Step 1.7: output of cluster c= { C after division ₁ ,C ₂ ,…,C _k }；

wherein E is a mathematical expectation;

step 2.1.5: reserving the remaining nodes as new clusters

Step 2.2.1.1: input sample spaceWherein m represents the number of samples and n represents the total number of features; target variable->Defining a parameter regularization coefficient alpha, repeating sampling times K and a counter h=1;

Step 2.2.1.5: let h=h+1, judge if i is greater than K, if so go to step 2.2.1.6, otherwise go to step 2.2.1.2.

Step 2.2.1.6: output all x _j Corresponding feature weights

Step 2.2.2: let r=r+1, judge whether r is greater than k, if yes, carry out step 2.3, otherwise carry out step 2.2.1;

step 2.3:calculating the accumulated weight of each featureAll->Sorting from big to small;

In this embodiment, tests are performed on 8 kinds of public microarray data sets by using different classifiers, as shown in the following table, the cluster k=5 in the test, the repeated sampling number k=100, the penalty term α is 0.3, and the number of selected features is 10.

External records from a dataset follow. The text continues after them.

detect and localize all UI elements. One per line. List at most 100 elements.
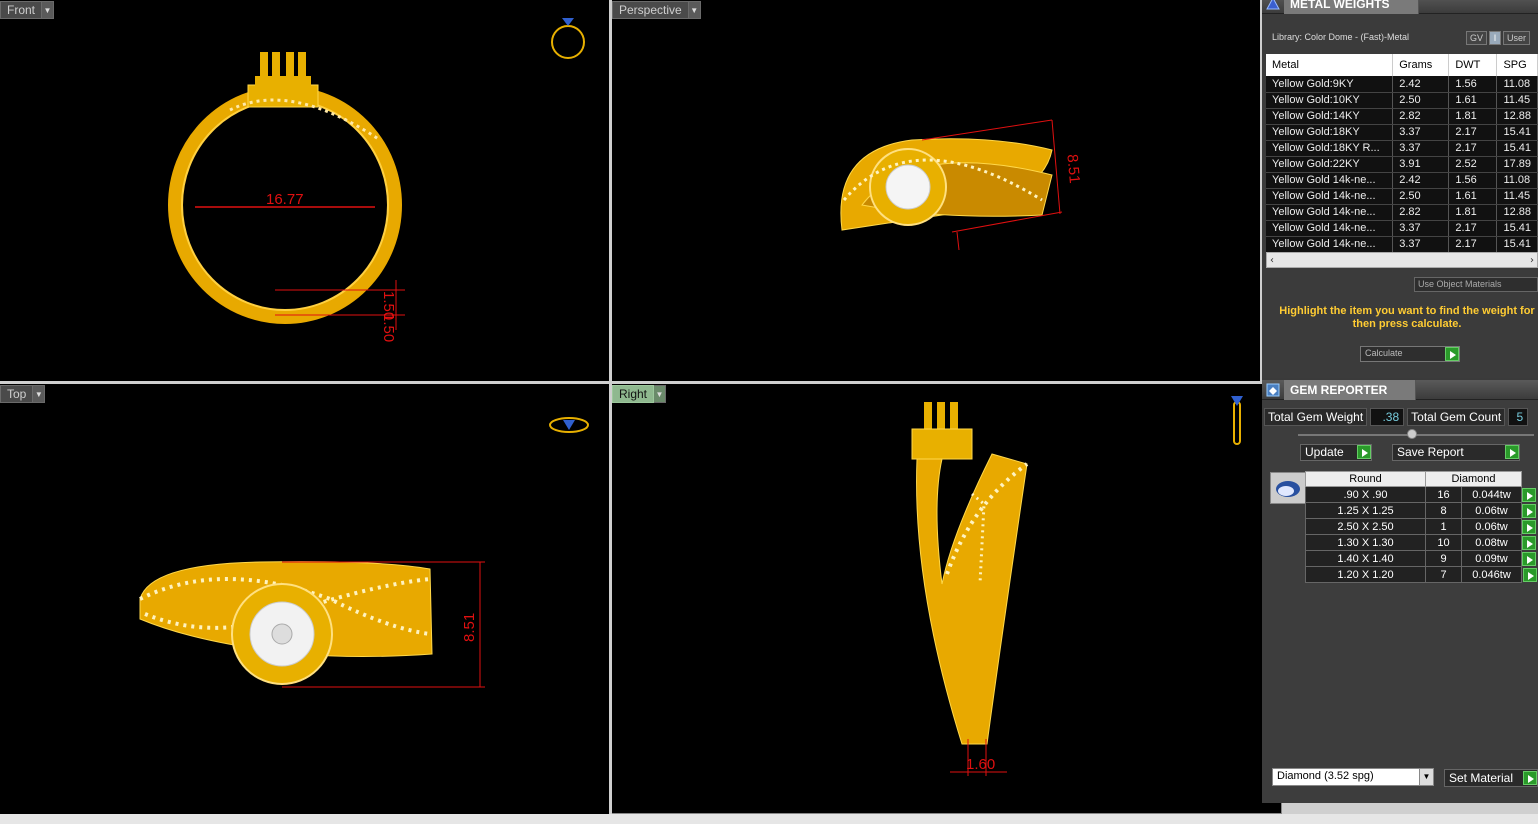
table-row[interactable]: Yellow Gold:9KY 2.42 1.56 11.08 <box>1266 76 1538 93</box>
total-gem-count-value: 5 <box>1508 408 1529 426</box>
column-header[interactable]: Grams <box>1392 54 1450 76</box>
column-header[interactable]: SPG <box>1496 54 1538 76</box>
update-button[interactable]: Update <box>1300 444 1372 461</box>
chevron-down-icon[interactable]: ▼ <box>654 385 667 403</box>
table-cell: 0.08tw <box>1461 534 1522 551</box>
row-go-button[interactable] <box>1521 534 1538 551</box>
table-cell: 2.17 <box>1448 236 1498 253</box>
right-ring-model: 1.60 <box>911 402 1029 776</box>
table-cell: 16 <box>1425 486 1462 503</box>
table-cell: 0.09tw <box>1461 550 1522 567</box>
table-row[interactable]: 2.50 X 2.50 1 0.06tw <box>1305 518 1538 535</box>
table-row[interactable]: Yellow Gold:22KY 3.91 2.52 17.89 <box>1266 156 1538 173</box>
viewport-name: Top <box>0 385 34 403</box>
gem-slider[interactable] <box>1298 429 1534 439</box>
play-icon <box>1357 445 1371 459</box>
save-report-label: Save Report <box>1397 445 1464 459</box>
table-cell: .90 X .90 <box>1305 486 1426 503</box>
dim-label-height: 8.51 <box>461 613 478 642</box>
material-select[interactable]: Diamond (3.52 spg) ▼ <box>1272 768 1434 786</box>
save-report-button[interactable]: Save Report <box>1392 444 1520 461</box>
viewport-label-front[interactable]: Front ▼ <box>0 1 55 19</box>
use-object-materials-button[interactable]: Use Object Materials <box>1414 277 1538 292</box>
table-cell: Yellow Gold:18KY R... <box>1266 140 1394 157</box>
table-cell: 1.56 <box>1448 172 1498 189</box>
total-gem-weight-value: .38 <box>1370 408 1405 426</box>
table-cell: 0.046tw <box>1461 566 1522 583</box>
table-row[interactable]: 1.30 X 1.30 10 0.08tw <box>1305 534 1538 551</box>
calculate-label: Calculate <box>1365 348 1403 358</box>
table-cell: 12.88 <box>1496 204 1538 221</box>
table-row[interactable]: 1.20 X 1.20 7 0.046tw <box>1305 566 1538 583</box>
row-go-button[interactable] <box>1521 502 1538 519</box>
status-strip <box>0 814 1538 824</box>
viewport-label-top[interactable]: Top ▼ <box>0 385 46 403</box>
table-cell: 1.81 <box>1448 108 1498 125</box>
perspective-viewport[interactable]: Perspective ▼ 8.51 <box>612 0 1260 381</box>
row-go-button[interactable] <box>1521 518 1538 535</box>
chevron-down-icon[interactable]: ▼ <box>688 1 701 19</box>
table-cell: 1 <box>1425 518 1462 535</box>
chevron-down-icon[interactable]: ▼ <box>42 1 55 19</box>
table-cell: 2.50 <box>1392 92 1450 109</box>
table-cell: 11.08 <box>1496 76 1538 93</box>
calculate-button[interactable]: Calculate <box>1360 346 1460 362</box>
slider-knob[interactable] <box>1407 429 1417 439</box>
gem-table[interactable]: Round Diamond .90 X .90 16 0.044tw 1.25 X 1… <box>1305 471 1538 583</box>
play-icon <box>1522 567 1537 582</box>
table-row[interactable]: Yellow Gold 14k-ne... 2.42 1.56 11.08 <box>1266 172 1538 189</box>
front-viewport[interactable]: Front ▼ 16.77 1.50 1.50 <box>0 0 609 381</box>
chevron-down-icon[interactable]: ▼ <box>1419 769 1433 785</box>
table-row[interactable]: Yellow Gold:14KY 2.82 1.81 12.88 <box>1266 108 1538 125</box>
row-go-button[interactable] <box>1521 486 1538 503</box>
dim-label-thickness-2: 1.50 <box>380 313 397 342</box>
top-viewport[interactable]: Top ▼ 8.51 <box>0 384 609 814</box>
set-material-button[interactable]: Set Material <box>1444 769 1538 787</box>
table-row[interactable]: Yellow Gold:10KY 2.50 1.61 11.45 <box>1266 92 1538 109</box>
table-row[interactable]: Yellow Gold 14k-ne... 3.37 2.17 15.41 <box>1266 236 1538 253</box>
table-row[interactable]: Yellow Gold:18KY 3.37 2.17 15.41 <box>1266 124 1538 141</box>
column-header[interactable]: Diamond <box>1425 471 1522 487</box>
table-cell: Yellow Gold:10KY <box>1266 92 1394 109</box>
horizontal-scrollbar[interactable]: ‹ › <box>1266 252 1538 268</box>
table-cell: Yellow Gold 14k-ne... <box>1266 172 1394 189</box>
gem-reporter-header: GEM REPORTER <box>1262 379 1538 400</box>
table-row[interactable]: Yellow Gold 14k-ne... 3.37 2.17 15.41 <box>1266 220 1538 237</box>
viewport-label-right[interactable]: Right ▼ <box>612 385 667 403</box>
table-cell: 2.17 <box>1448 140 1498 157</box>
column-header[interactable]: DWT <box>1448 54 1498 76</box>
front-ring-model: 16.77 1.50 1.50 <box>168 52 405 342</box>
table-cell: Yellow Gold 14k-ne... <box>1266 220 1394 237</box>
right-viewport[interactable]: Right ▼ 1.60 <box>612 384 1282 814</box>
row-go-button[interactable] <box>1521 550 1538 567</box>
table-row[interactable]: .90 X .90 16 0.044tw <box>1305 486 1538 503</box>
column-header[interactable]: Round <box>1305 471 1426 487</box>
user-button[interactable]: User <box>1503 31 1531 45</box>
row-go-button[interactable] <box>1521 566 1538 583</box>
chevron-left-icon[interactable]: ‹ <box>1270 255 1274 266</box>
table-row[interactable]: Yellow Gold 14k-ne... 2.82 1.81 12.88 <box>1266 204 1538 221</box>
toggle-button[interactable]: I <box>1489 31 1502 45</box>
gv-button[interactable]: GV <box>1466 31 1488 45</box>
chevron-right-icon[interactable]: › <box>1530 255 1534 266</box>
table-cell: 1.20 X 1.20 <box>1305 566 1426 583</box>
dim-label-thickness: 1.60 <box>966 756 995 773</box>
column-header[interactable]: Metal <box>1266 54 1394 76</box>
table-cell: 15.41 <box>1496 220 1538 237</box>
table-row[interactable]: Yellow Gold:18KY R... 3.37 2.17 15.41 <box>1266 140 1538 157</box>
table-row[interactable]: Yellow Gold 14k-ne... 2.50 1.61 11.45 <box>1266 188 1538 205</box>
top-ring-model: 8.51 <box>139 561 485 688</box>
metal-weights-table[interactable]: Metal Grams DWT SPG Yellow Gold:9KY 2.42 1… <box>1266 54 1538 253</box>
table-cell: 12.88 <box>1496 108 1538 125</box>
table-cell: 0.044tw <box>1461 486 1522 503</box>
table-cell: 11.45 <box>1496 188 1538 205</box>
table-cell: Yellow Gold:18KY <box>1266 124 1394 141</box>
table-row[interactable]: 1.25 X 1.25 8 0.06tw <box>1305 502 1538 519</box>
rhino-matrix-window: Front ▼ 16.77 1.50 1.50 Perspective ▼ 8.… <box>0 0 1538 824</box>
chevron-down-icon[interactable]: ▼ <box>33 385 46 403</box>
viewport-label-perspective[interactable]: Perspective ▼ <box>612 1 701 19</box>
table-cell: 3.37 <box>1392 140 1450 157</box>
gem-thumbnail[interactable] <box>1270 472 1306 504</box>
table-row[interactable]: 1.40 X 1.40 9 0.09tw <box>1305 550 1538 567</box>
table-cell: 11.45 <box>1496 92 1538 109</box>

Finally, it should be noted that: the above embodiments are only for illustrating the technical solution of the present invention, and not for limiting the same; although the invention has been described in detail with reference to the foregoing embodiments, it will be understood by those of ordinary skill in the art that: the technical scheme described in the foregoing embodiments can be modified or some or all of the technical features thereof can be replaced by equivalents; such modifications and substitutions do not depart from the spirit of the corresponding technical solutions, which are defined by the scope of the appended claims.

Claims

1. The high-dimensional data feature selection method based on the improved L1 regularization and clustering is characterized by comprising the following steps of:

wherein E is a mathematical expectation;

step 2.1.5: reserving the remaining nodes as new clusters

Step 2.2.1.1: input sample spaceWherein m represents the number of samples and n represents the total number of features; target variableDefining a parameter regularization coefficient alpha, repeating sampling times K and a counter h=1;

step 2.2.1.2: random sampling number in sample spaceAs subspace X ^* The method comprises the steps of carrying out a first treatment on the surface of the And obtain the corresponding target variable y ^* ；

Step 2.2.1.3: calculation of loss function E (X) using Lasso regression model ^* ,y ^* ) +α|w| where w is a penalty term coefficient;

Step 2.2.1.6: output all x _j Corresponding feature weights

step 2.3: calculating the accumulated weight of each featureAll->Sorting from big to small;

2. The method for selecting high-dimensional data features based on improved L1 regularization and clustering of claim 1, wherein said step 1 specifically comprises the steps of:

step 1.2: randomly selecting k samples from the sample set D as an initial mean vector { mu } ₁ ,μ ₂ ,…,μ _o ,…,μ _k [ mu ] therein _o Representing the mean vector corresponding to the o sample;

step 1.3.1: defining clusters corresponding to clustered storage samples

d _jo ＝||x _j -μ _o || ₂ (1)

step 1.3.4: feature x _j Put into corresponding clusters, i.e

step 1.4: for each mean vector μ _o Let o=1, perform the following operations:

where x represents all data sets C _b Is characterized by (2);

step 1.5: if the current average value is toQuantity mu _o Being updated, turning to step 1.3, otherwise turning to step 1.6;

Step 1.7: output of cluster c= { C after division ₁ ,C ₂ ,…,C _k }。